Point being, I slogged through this for over half the book and then realized that I was just being bored out of my mind (because yes, on top of everything else, it was SO so boring), so this book ended up as a DNF at 67%, with my only regret being that I waited that long.

Mail-Order Bride by Debbie Macomber

//published 1987//

Something quite strange is the fact that The Whisky Wedding isn’t the only book I’ve read lately that involved a drunk bride!  I was trapped at the doctor’s office once day and finished my current book.  This Macomber book was a freebie I had picked up recently, and since I really enjoy the trope of marriage first and then love, I knew I had to at least give it a try.  Despite the fact that Macomber is incredibly prolific, I actually don’t particularly remember reading any of her books, although I probably have at some point.  This is one of her earliest books, recently released as an ebook for the first time.

Unfortunately, the story just wasn’t that great.  The trope itself was done well – the events leading up to the  marriage are completely believable and I was pretty pleased that the story was actually going to be plausible.  Carolyn’s aunts give her a trip to Alaska to help Carolyn recover from the breakup with her fiancee… except that they’ve actually answered an ad for a bride, placed by Paul who lives in a remote Alaskan village but yearns for companionship and a family.  Of course, Carolyn is upset when she finds out that she’s married to Paul (the drunk thing is actually done in a way that is mostly believable), but it felt like Macomber just cut a big chunk right out of the middle of this book, as we go from Carolyn being angry and trying to escape to Carolyn being desperately in love with Paul and super jealous of his past.  There never felt like there was a time where they were just becoming friends and learning about each other’s pasts.
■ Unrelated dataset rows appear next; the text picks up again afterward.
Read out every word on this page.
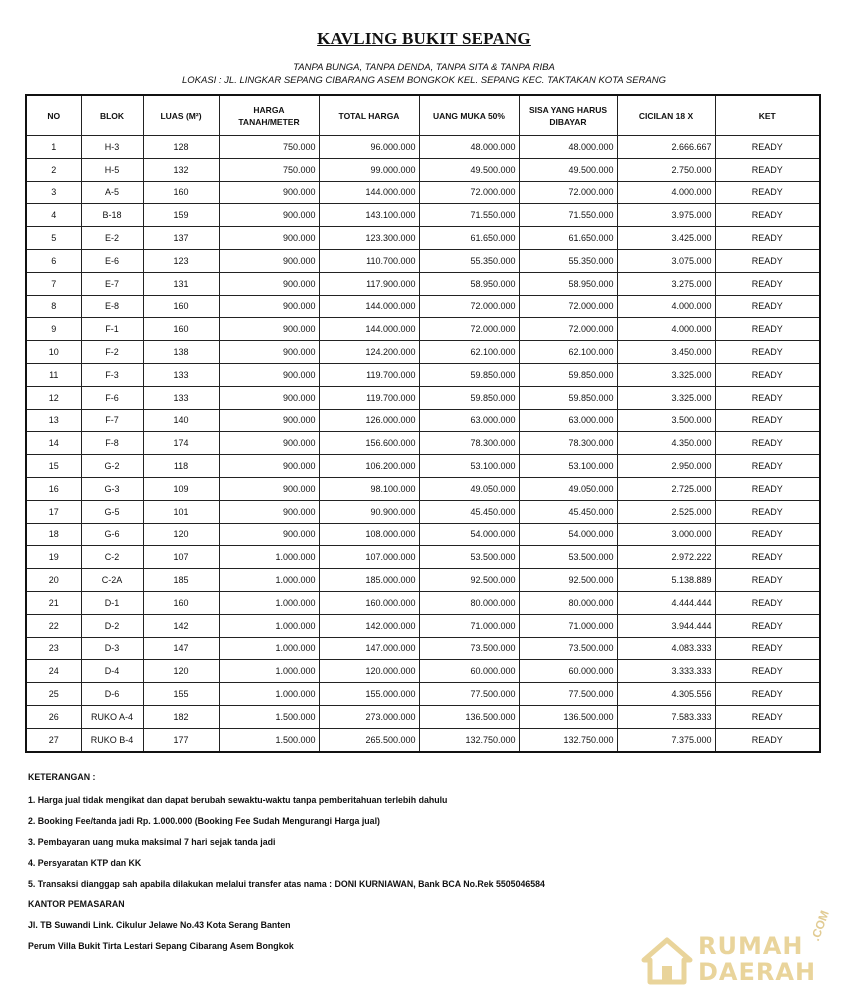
KAVLING BUKIT SEPANG
TANPA BUNGA, TANPA DENDA, TANPA SITA & TANPA RIBA
LOKASI : JL. LINGKAR SEPANG CIBARANG ASEM BONGKOK KEL. SEPANG KEC. TAKTAKAN KOTA SERANG
NO	BLOK	LUAS (M²)	HARGA TANAH/METER	TOTAL HARGA	UANG MUKA 50%	SISA YANG HARUS DIBAYAR	CICILAN 18 X	KET
1	H-3	128	750.000	96.000.000	48.000.000	48.000.000	2.666.667	READY
2	H-5	132	750.000	99.000.000	49.500.000	49.500.000	2.750.000	READY
3	A-5	160	900.000	144.000.000	72.000.000	72.000.000	4.000.000	READY
4	B-18	159	900.000	143.100.000	71.550.000	71.550.000	3.975.000	READY
5	E-2	137	900.000	123.300.000	61.650.000	61.650.000	3.425.000	READY
6	E-6	123	900.000	110.700.000	55.350.000	55.350.000	3.075.000	READY
7	E-7	131	900.000	117.900.000	58.950.000	58.950.000	3.275.000	READY
8	E-8	160	900.000	144.000.000	72.000.000	72.000.000	4.000.000	READY
9	F-1	160	900.000	144.000.000	72.000.000	72.000.000	4.000.000	READY
10	F-2	138	900.000	124.200.000	62.100.000	62.100.000	3.450.000	READY
11	F-3	133	900.000	119.700.000	59.850.000	59.850.000	3.325.000	READY
12	F-6	133	900.000	119.700.000	59.850.000	59.850.000	3.325.000	READY
13	F-7	140	900.000	126.000.000	63.000.000	63.000.000	3.500.000	READY
14	F-8	174	900.000	156.600.000	78.300.000	78.300.000	4.350.000	READY
15	G-2	118	900.000	106.200.000	53.100.000	53.100.000	2.950.000	READY
16	G-3	109	900.000	98.100.000	49.050.000	49.050.000	2.725.000	READY
17	G-5	101	900.000	90.900.000	45.450.000	45.450.000	2.525.000	READY
18	G-6	120	900.000	108.000.000	54.000.000	54.000.000	3.000.000	READY
19	C-2	107	1.000.000	107.000.000	53.500.000	53.500.000	2.972.222	READY
20	C-2A	185	1.000.000	185.000.000	92.500.000	92.500.000	5.138.889	READY
21	D-1	160	1.000.000	160.000.000	80.000.000	80.000.000	4.444.444	READY
22	D-2	142	1.000.000	142.000.000	71.000.000	71.000.000	3.944.444	READY
23	D-3	147	1.000.000	147.000.000	73.500.000	73.500.000	4.083.333	READY
24	D-4	120	1.000.000	120.000.000	60.000.000	60.000.000	3.333.333	READY
25	D-6	155	1.000.000	155.000.000	77.500.000	77.500.000	4.305.556	READY
26	RUKO A-4	182	1.500.000	273.000.000	136.500.000	136.500.000	7.583.333	READY
27	RUKO B-4	177	1.500.000	265.500.000	132.750.000	132.750.000	7.375.000	READY
KETERANGAN :
1. Harga jual tidak mengikat dan dapat berubah sewaktu-waktu tanpa pemberitahuan terlebih dahulu
2. Booking Fee/tanda jadi Rp. 1.000.000 (Booking Fee Sudah Mengurangi Harga jual)
3. Pembayaran uang muka maksimal 7 hari sejak tanda jadi
4. Persyaratan KTP dan KK
5. Transaksi dianggap sah apabila dilakukan melalui transfer atas nama : DONI KURNIAWAN, Bank BCA No.Rek 5505046584
KANTOR PEMASARAN
Jl. TB Suwandi Link. Cikulur Jelawe No.43 Kota Serang Banten
Perum Villa Bukit Tirta Lestari Sepang Cibarang Asem Bongkok	RUMAH
DAERAH
.COM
I really wanted to like this book, but in the end it was just another 3/5 meh read with a decent set-up followed by a pretty sloppy plot.  I’m sure I’ll end up reading another of Macomber’s books one of these days, but Mail-Order Bride didn’t really inspire me to hunt any up.

Mind Your Manors by Lucy Lethbridge

(British title: Spit and Polish)

//published 2016//

I think the problem I had with this book was that I was a bit misled by the synopsis, which says, “Lethbridge reveals these old-fashioned and almost-forgotten techniques that made British households sparkle before the use of complicated contraptions and a spray for every surface. A treasury of advice from servants’ memoirs and housekeeping guides…”  Going in, I think I just thought that this would be somewhat of a reference book, when in fact it is more of just a book full of little tidbits that were interesting, but not necessarily for practical application.  (The ‘practical application’ part was basically ‘use vinegar and baking soda!’)

So while I did enjoy this book and find it interesting, it was much shorter and less practical than I anticipated.  I also couldn’t help but roll my eyes at the American edition, which not only changed the title, but even the subtitle from ‘Old-Fashioned Ways to Banish Dirt, Dust and Decay’ to ‘Tried-and-True British Household Cleaning Tips’ because apparently Americans didn’t clean things the same way as British servants, so we need to clarify that these are going to be British tips, not American tips!  Why, publishers, WHY?!

Overall, while this book was a pleasant read, I didn’t feel any need to add it to my personal reference library.